On sait multiplier les lois et les décrets ou les décisions de justice pour contraindre à sécuriser à grands frais un petit hôtel de tourisme, un établissement recevant du public qui ne reçoit personne, un minuscule garage, interdire une crèche de Noël séculaire, imposer la présence d’un alcotest à bord d’un scooter. On menace de fermeture un petit atelier de maître verrier qui n’évacue pas suffisamment les poussières de plomb. Quelles précautions prend-on pour nos trésors nationaux ? Si, pour Notre-Dame, ces précautions ont été insuffisantes, des sanctions devront rapidement intervenir. Ce n’est pas seulement un édifice ou un chef-d’œuvre qu’on a laissé détruire. C’est l’histoire de France et l’histoire de l’humanité que l’on a mutilées, l’âme d’un peuple que l’on a écorchée !

Comment admettre que ceux à qui nous confions la gestion de nos biens les plus précieux, séculaires et millénaires, légués par des générations d’artistes talentueux, échappent à toute responsabilité ?

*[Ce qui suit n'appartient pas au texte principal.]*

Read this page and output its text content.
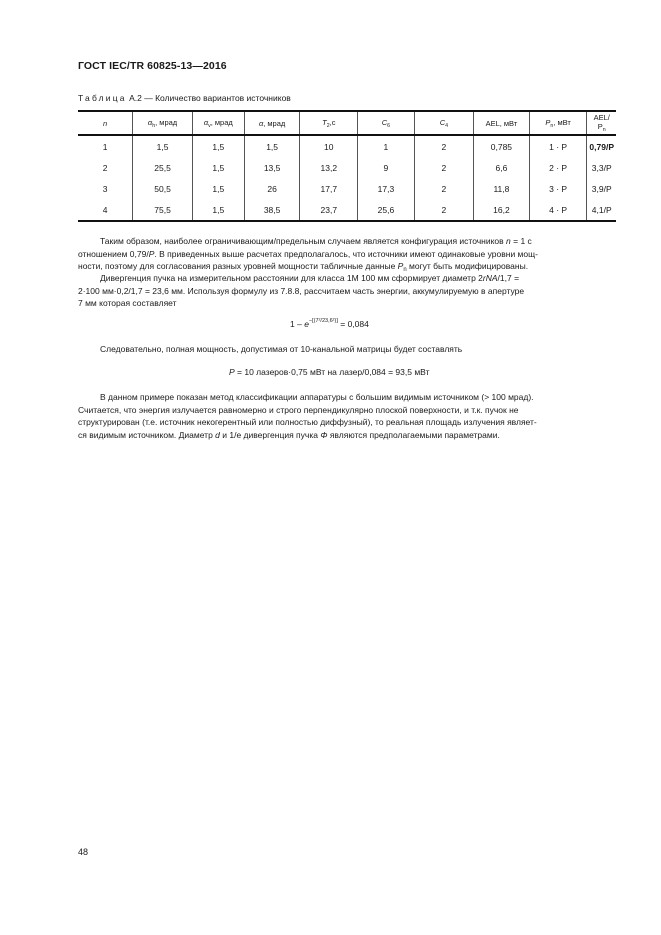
ГОСТ IEC/TR 60825-13—2016
Таблица А.2 — Количество вариантов источников
n	$\alpha_h$, мрад	$\alpha_v$, мрад	α, мрад	$T_2,с$	$C_6$	$C_4$	AEL, мВт	$P_n$, мВт	AEL/ $P_n$
1	1,5	1,5	1,5	10	1	2	0,785	1 · P	0,79/P
2	25,5	1,5	13,5	13,2	9	2	6,6	2 · P	3,3/P
3	50,5	1,5	26	17,7	17,3	2	11,8	3 · P	3,9/P
4	75,5	1,5	38,5	23,7	25,6	2	16,2	4 · P	4,1/P
Таким образом, наиболее ограничивающим/предельным случаем является конфигурация источников n = 1 с
отношением 0,79/P. В приведенных выше расчетах предполагалось, что источники имеют одинаковые уровни мощ-
ности, поэтому для согласования разных уровней мощности табличные данные $P_n$ могут быть модифицированы.
Дивергенция пучка на измерительном расстоянии для класса 1М 100 мм сформирует диаметр 2rNA/1,7 =
2·100 мм·0,2/1,7 = 23,6 мм. Используя формулу из 7.8.8, рассчитаем часть энергии, аккумулируемую в апертуре
7 мм которая составляет
$1 - e^{-[(7^2/23,6^2)]} = 0,084$
Следовательно, полная мощность, допустимая от 10-канальной матрицы будет составлять
P = 10 лазеров·0,75 мВт на лазер/0,084 = 93,5 мВт
В данном примере показан метод классификации аппаратуры с большим видимым источником (> 100 мрад).
Считается, что энергия излучается равномерно и строго перпендикулярно плоской поверхности, и т.к. пучок не
структурирован (т.е. источник некогерентный или полностью диффузный), то реальная площадь излучения являет-
ся видимым источником. Диаметр d и 1/е дивергенция пучка Φ являются предполагаемыми параметрами.
48
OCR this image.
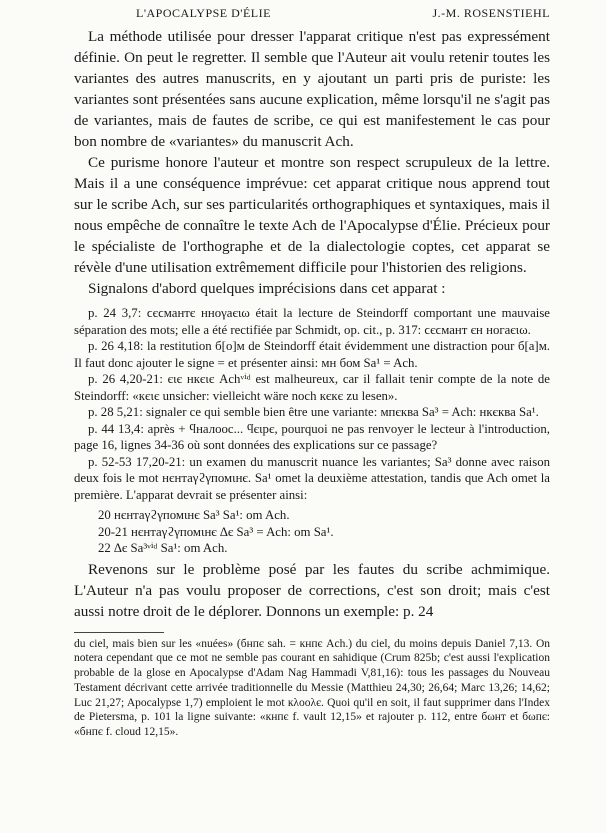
L'APOCALYPSE D'ÉLIE	J.-M. ROSENSTIEHL

La méthode utilisée pour dresser l'apparat critique n'est pas expressément définie. On peut le regretter. Il semble que l'Auteur ait voulu retenir toutes les variantes des autres manuscrits, en y ajoutant un parti pris de puriste: les variantes sont présentées sans aucune explication, même lorsqu'il ne s'agit pas de variantes, mais de fautes de scribe, ce qui est manifestement le cas pour bon nombre de «variantes» du manuscrit Ach.

Ce purisme honore l'auteur et montre son respect scrupuleux de la lettre. Mais il a une conséquence imprévue: cet apparat critique nous apprend tout sur le scribe Ach, sur ses particularités orthographiques et syntaxiques, mais il nous empêche de connaître le texte Ach de l'Apocalypse d'Élie. Précieux pour le spécialiste de l'orthographe et de la dialectologie coptes, cet apparat se révèle d'une utilisation extrêmement difficile pour l'historien des religions.

Signalons d'abord quelques imprécisions dans cet apparat :

p. 24 3,7: ϲєϲмантє ннογаєιω était la lecture de Steindorff comportant une mauvaise séparation des mots; elle a été rectifiée par Schmidt, op. cit., p. 317: ϲєϲмант єн ногаєιω.

p. 26 4,18: la restitution б[о]м de Steindorff était évidemment une distraction pour б[а]м. Il faut donc ajouter le signe = et présenter ainsi: мн бом Sa¹ = Ach.

p. 26 4,20-21: єιє нкєιє Achᵛⁱᵈ est malheureux, car il fallait tenir compte de la note de Steindorff: «кєιє unsicher: vielleicht wäre noch кєкє zu lesen».

p. 28 5,21: signaler ce qui semble bien être une variante: мпєква Sa³ = Ach: нкєква Sa¹.

p. 44 13,4: après + ϥналооc... ϥєιрє, pourquoi ne pas renvoyer le lecteur à l'introduction, page 16, lignes 34-36 où sont données des explications sur ce passage?

p. 52-53 17,20-21: un examen du manuscrit nuance les variantes; Sa³ donne avec raison deux fois le mot нєнтаγϩγпомιнє. Sa¹ omet la deuxième attestation, tandis que Ach omet la première. L'apparat devrait se présenter ainsi:

20 нєнтаγϩγпомιнє Sa³ Sa¹: om Ach.
20-21 нєнтаγϩγпомιнє ∆є Sa³ = Ach: om Sa¹.
22 ∆є Sa³ᵛⁱᵈ Sa¹: om Ach.

Revenons sur le problème posé par les fautes du scribe achmimique. L'Auteur n'a pas voulu proposer de corrections, c'est son droit; mais c'est aussi notre droit de le déplorer. Donnons un exemple: p. 24

du ciel, mais bien sur les «nuées» (бнпє sah. = кнпє Ach.) du ciel, du moins depuis Daniel 7,13. On notera cependant que ce mot ne semble pas courant en sahidique (Crum 825b; c'est aussi l'explication probable de la glose en Apocalypse d'Adam Nag Hammadi V,81,16): tous les passages du Nouveau Testament décrivant cette arrivée traditionnelle du Messie (Matthieu 24,30; 26,64; Marc 13,26; 14,62; Luc 21,27; Apocalypse 1,7) emploient le mot кλοολє. Quoi qu'il en soit, il faut supprimer dans l'Index de Pietersma, p. 101 la ligne suivante: «кнпє f. vault 12,15» et rajouter p. 112, entre бωнт et бωпє: «бнпє f. cloud 12,15».
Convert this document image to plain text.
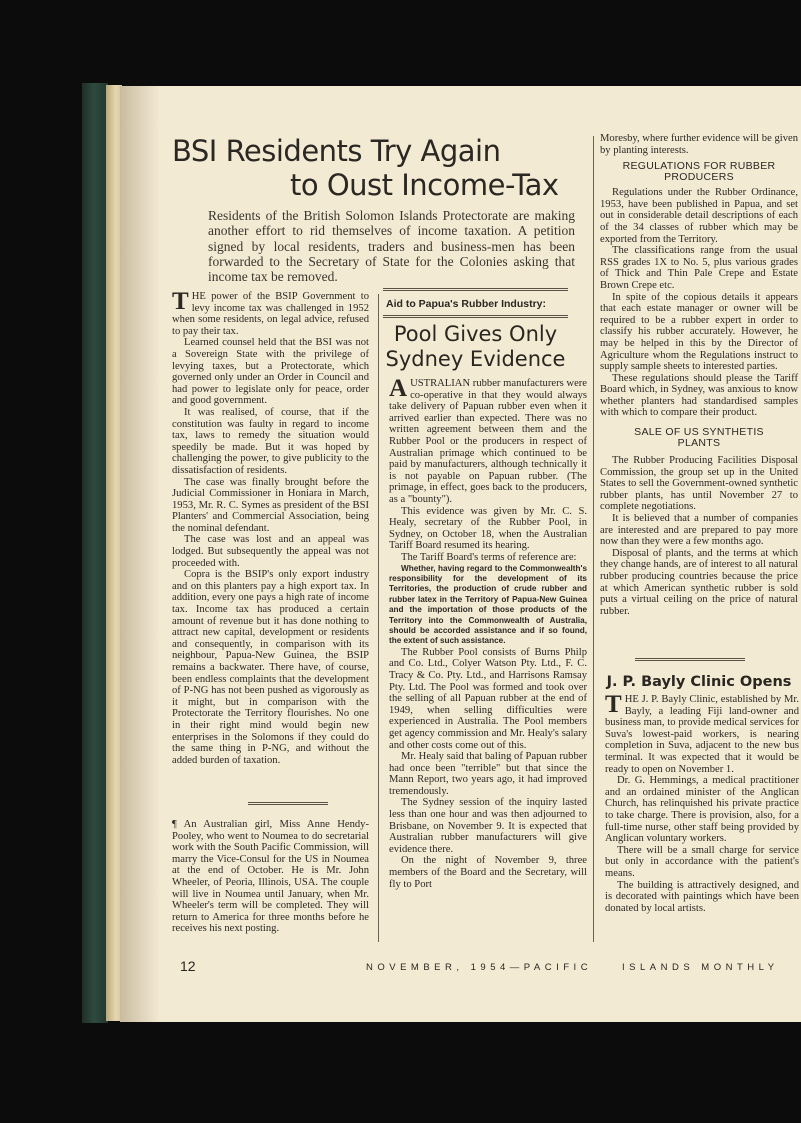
BSI Residents Try Again
to Oust Income-Tax
Residents of the British Solomon Islands Protectorate are making another effort to rid themselves of income taxation. A petition signed by local residents, traders and business-men has been forwarded to the Secretary of State for the Colonies asking that income tax be removed.

THE power of the BSIP Government to levy income tax was challenged in 1952 when some residents, on legal advice, refused to pay their tax.

Learned counsel held that the BSI was not a Sovereign State with the privilege of levying taxes, but a Protectorate, which governed only under an Order in Council and had power to legislate only for peace, order and good government.

It was realised, of course, that if the constitution was faulty in regard to income tax, laws to remedy the situation would speedily be made. But it was hoped by challenging the power, to give publicity to the dissatisfaction of residents.

The case was finally brought before the Judicial Commissioner in Honiara in March, 1953, Mr. R. C. Symes as president of the BSI Planters' and Commercial Association, being the nominal defendant.

The case was lost and an appeal was lodged. But subsequently the appeal was not proceeded with.

Copra is the BSIP's only export industry and on this planters pay a high export tax. In addition, every one pays a high rate of income tax. Income tax has produced a certain amount of revenue but it has done nothing to attract new capital, development or residents and consequently, in comparison with its neighbour, Papua-New Guinea, the BSIP remains a backwater. There have, of course, been endless complaints that the development of P-NG has not been pushed as vigorously as it might, but in comparison with the Protectorate the Territory flourishes. No one in their right mind would begin new enterprises in the Solomons if they could do the same thing in P-NG, and without the added burden of taxation.

¶ An Australian girl, Miss Anne Hendy-Pooley, who went to Noumea to do secretarial work with the South Pacific Commission, will marry the Vice-Consul for the US in Noumea at the end of October. He is Mr. John Wheeler, of Peoria, Illinois, USA. The couple will live in Noumea until January, when Mr. Wheeler's term will be completed. They will return to America for three months before he receives his next posting.

Aid to Papua's Rubber Industry:
Pool Gives Only
Sydney Evidence

AUSTRALIAN rubber manufacturers were co-operative in that they would always take delivery of Papuan rubber even when it arrived earlier than expected. There was no written agreement between them and the Rubber Pool or the producers in respect of Australian primage which continued to be paid by manufacturers, although technically it is not payable on Papuan rubber. (The primage, in effect, goes back to the producers, as a "bounty").

This evidence was given by Mr. C. S. Healy, secretary of the Rubber Pool, in Sydney, on October 18, when the Australian Tariff Board resumed its hearing.

The Tariff Board's terms of reference are:

Whether, having regard to the Commonwealth's responsibility for the development of its Territories, the production of crude rubber and rubber latex in the Territory of Papua-New Guinea and the importation of those products of the Territory into the Commonwealth of Australia, should be accorded assistance and if so found, the extent of such assistance.

The Rubber Pool consists of Burns Philp and Co. Ltd., Colyer Watson Pty. Ltd., F. C. Tracy & Co. Pty. Ltd., and Harrisons Ramsay Pty. Ltd. The Pool was formed and took over the selling of all Papuan rubber at the end of 1949, when selling difficulties were experienced in Australia. The Pool members get agency commission and Mr. Healy's salary and other costs come out of this.

Mr. Healy said that baling of Papuan rubber had once been "terrible" but that since the Mann Report, two years ago, it had improved tremendously.

The Sydney session of the inquiry lasted less than one hour and was then adjourned to Brisbane, on November 9. It is expected that Australian rubber manufacturers will give evidence there.

On the night of November 9, three members of the Board and the Secretary, will fly to Port

Moresby, where further evidence will be given by planting interests.

REGULATIONS FOR RUBBER PRODUCERS

Regulations under the Rubber Ordinance, 1953, have been published in Papua, and set out in considerable detail descriptions of each of the 34 classes of rubber which may be exported from the Territory.

The classifications range from the usual RSS grades 1X to No. 5, plus various grades of Thick and Thin Pale Crepe and Estate Brown Crepe etc.

In spite of the copious details it appears that each estate manager or owner will be required to be a rubber expert in order to classify his rubber accurately. However, he may be helped in this by the Director of Agriculture whom the Regulations instruct to supply sample sheets to interested parties.

These regulations should please the Tariff Board which, in Sydney, was anxious to know whether planters had standardised samples with which to compare their product.

SALE OF US SYNTHETIS PLANTS

The Rubber Producing Facilities Disposal Commission, the group set up in the United States to sell the Government-owned synthetic rubber plants, has until November 27 to complete negotiations.

It is believed that a number of companies are interested and are prepared to pay more now than they were a few months ago.

Disposal of plants, and the terms at which they change hands, are of interest to all natural rubber producing countries because the price at which American synthetic rubber is sold puts a virtual ceiling on the price of natural rubber.

J. P. Bayly Clinic Opens

THE J. P. Bayly Clinic, established by Mr. Bayly, a leading Fiji land-owner and business man, to provide medical services for Suva's lowest-paid workers, is nearing completion in Suva, adjacent to the new bus terminal. It was expected that it would be ready to open on November 1.

Dr. G. Hemmings, a medical practitioner and an ordained minister of the Anglican Church, has relinquished his private practice to take charge. There is provision, also, for a full-time nurse, other staff being provided by Anglican voluntary workers.

There will be a small charge for service but only in accordance with the patient's means.

The building is attractively designed, and is decorated with paintings which have been donated by local artists.

12	NOVEMBER, 1954—PACIFIC	ISLANDS MONTHLY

Dans le monde de la culture, on aime l’autosatisfaction, les discours lénifiants, l’entre-soi, les querelles de chapelle et les petits fours. On n’y est jamais sanctionné quand on attente à nos trésors. Il y a vingt ans, on avait voulu repeindre l’historique hôtel de Sully en jaune fluo. On n’est jamais avare d’idées ! Mais on n’est pas capable de sécuriser convenablement l’Arc de Triomphe par une porte blindée ou une sécurité renforcée, offrant ainsi au monde entier le triste spectacle de sauvages qui piétinent notre histoire. Dans le passé, des architectes incompétents se sont acharnés à enlever les tirants médiévaux selon eux peu esthétiques qui participaient à la solidité de la cathédrale Saint-Pierre de Beauvais, la mettant en péril. La cathédrale a beaucoup souffert ! Eux ont coulé des jours heureux ! Quelle importance après tout ! Continuons à massacrer ! Il restera bien un bout de vitrail par ci, une girouette par là… et des photos pour les générations futures. J’aime le patrimoine de mon pays. Je le décris avec affection chaque semaine dans mes chroniques. L’exceptionnel comme le tout petit, un vieux lavoir par ci, un calvaire breton par là. En ce mois d’avril, je suis bouleversé. Mais surtout indigné. À l’époque de De Gaulle et de Malraux, on blanchissait les façades. Désormais, on les noircit. Autre temps, autres mœurs.

 

 

* Relatés dans notre livre Les palais de justice de France (LexisNexis).